I’ve been thinking about lists— particularly the lists one is asked to assemble after the death of a loved one. The legal system frequently requests an “inventory” of the items which belonged to the loved one, a list of things which can be contested by beneficiaries and inheritants.

Lists have their silences. I did not include my mothers’ shoes in the inventory of her estate. But my mother loved shoes; she preserved her 30-year-old boots from Romania carefully in her closet. The boots were useless in Alabama, where sorority girls sport Uggs with shorts all over campuses that never see snow. Why did my mother keep those boots near the black heels she wore to work?

2.

Is silence listed or unlisted? I don’t know.

In contemporary memoir, in the industry of unpacking wounds, silence often appears as the enemy, the erasure one writes against. Silence is violence, and the text serves as indictment. But silence is also protective, a way of preserving the sacred, a way of acknowledging the unsayable. Marguerite Duras hints at this in her “Letter to Centro Racchi,” where she bows out of an invitation to speak at conference, due to fear of being asked a question which would ruin a silence central to her life. 

Duras fears being asked why her characters are always Jewish, a question she cannot answer; the possibility of speakers or audience members theorizing on an answer to what feels unanswerable, the chance " that someone might tell me why" is "intolerable" to her. She speculates that silence is what binds her and her characters to Jewishness—"We keep silent together and that makes the book."

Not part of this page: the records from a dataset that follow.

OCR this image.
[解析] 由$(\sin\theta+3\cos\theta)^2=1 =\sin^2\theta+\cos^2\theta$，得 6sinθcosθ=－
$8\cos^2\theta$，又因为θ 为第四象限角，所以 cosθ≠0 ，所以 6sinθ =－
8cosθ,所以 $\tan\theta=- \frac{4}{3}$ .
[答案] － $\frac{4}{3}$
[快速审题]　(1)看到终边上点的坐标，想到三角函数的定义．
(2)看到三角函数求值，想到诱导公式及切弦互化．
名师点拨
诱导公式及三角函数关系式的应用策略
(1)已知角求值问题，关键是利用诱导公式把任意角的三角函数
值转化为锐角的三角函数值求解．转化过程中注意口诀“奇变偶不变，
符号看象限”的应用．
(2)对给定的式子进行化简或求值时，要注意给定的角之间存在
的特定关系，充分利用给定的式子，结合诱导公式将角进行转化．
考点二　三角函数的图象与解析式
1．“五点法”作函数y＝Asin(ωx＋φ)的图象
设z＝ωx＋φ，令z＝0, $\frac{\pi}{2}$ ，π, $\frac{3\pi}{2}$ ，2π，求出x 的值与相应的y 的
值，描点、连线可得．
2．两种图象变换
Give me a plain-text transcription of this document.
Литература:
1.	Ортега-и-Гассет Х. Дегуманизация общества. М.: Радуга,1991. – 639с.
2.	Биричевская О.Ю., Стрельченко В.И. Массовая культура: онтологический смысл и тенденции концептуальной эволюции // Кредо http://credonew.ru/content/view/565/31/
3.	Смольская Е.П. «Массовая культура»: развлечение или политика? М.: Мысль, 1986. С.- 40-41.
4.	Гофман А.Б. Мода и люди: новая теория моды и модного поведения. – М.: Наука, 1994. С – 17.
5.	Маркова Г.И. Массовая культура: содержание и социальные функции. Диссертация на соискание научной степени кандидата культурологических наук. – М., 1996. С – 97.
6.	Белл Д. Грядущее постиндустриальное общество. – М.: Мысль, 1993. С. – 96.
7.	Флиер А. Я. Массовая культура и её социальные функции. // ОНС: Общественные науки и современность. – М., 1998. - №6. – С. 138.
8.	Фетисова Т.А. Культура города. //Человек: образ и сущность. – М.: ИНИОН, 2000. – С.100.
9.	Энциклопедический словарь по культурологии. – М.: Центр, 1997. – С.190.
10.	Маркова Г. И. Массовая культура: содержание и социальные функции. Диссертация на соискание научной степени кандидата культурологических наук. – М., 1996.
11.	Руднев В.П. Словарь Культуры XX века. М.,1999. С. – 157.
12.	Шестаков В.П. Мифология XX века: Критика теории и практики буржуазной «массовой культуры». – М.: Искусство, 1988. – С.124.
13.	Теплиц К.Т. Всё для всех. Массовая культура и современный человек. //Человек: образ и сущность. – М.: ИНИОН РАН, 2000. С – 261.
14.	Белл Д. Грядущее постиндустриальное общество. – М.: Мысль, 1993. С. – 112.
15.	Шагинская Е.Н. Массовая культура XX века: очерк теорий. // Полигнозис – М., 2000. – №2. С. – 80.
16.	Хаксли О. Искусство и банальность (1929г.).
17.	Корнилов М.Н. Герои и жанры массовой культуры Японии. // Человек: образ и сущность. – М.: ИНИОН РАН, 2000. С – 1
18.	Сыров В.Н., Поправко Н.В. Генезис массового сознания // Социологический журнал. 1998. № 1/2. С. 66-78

Waking up at 16 to a world that included disaster, Duras says:

"What happened to me in between, the war, the children, love, everything fades. The Jews remain. Which I cannot speak about."


3.

"I have an habitual feeling of my real life having past, and that I am leading a posthumous existence.....for it runs in my head we shall all die young.."

[ John Keats to Charles Brown, 30 Nov. 1820]

4.

In court, this refusal to defend oneself is often interpreted as an admission of guilt. To refuse to satisfy the answers of others is to deny the world's claim on justice, or to complicate its relation to reality. More than anything, silence challenges our ways of knowing the world. And a kept silence, an impermeable, living silence, cuts off our access to the sacred, or that which is set apart.

5.

Excerpt from Ryan Bradley’s “The Lost List” (as found in Best American Essays 2022, edited by Alexander Chee)

I love Ryan Bradley’s essay, “The Lost List,” which touches on the inventory of absences compiled by the mind. It prompts notebooks.

Reading Bradley, I thought of Judith Schalansky’s marvelous book, An Inventory of Losses (translated by Jackie Smith). In it, Schalansky invokes what archivists know, namely: "chronology—the allocation of sequential numbers for each new addition--is in its banal logic the most unoriginal of all organizational principles, being only a simulation of order," as "the world is a sprawling archive of itself."

The world is a sprawling archive of itself. Everything depends on what is selected as worth remembering. Or what it determined to be forgettable. What we consecrate with legend.

6.

Joan of Arc's trial is notable for its silences —- she is, after all, being tried for heresy against a god administered by rulers, or the power of those on the podium.

And she responds with refusals: "I won't answer that.... Even fire won't change my mind..... The voice has forbidden me”—-the voice being God; fire being the way she would die, condemned for relapsing into heresy, exposed to a public recitation of her countless sins, and the response: silence. Like suicide.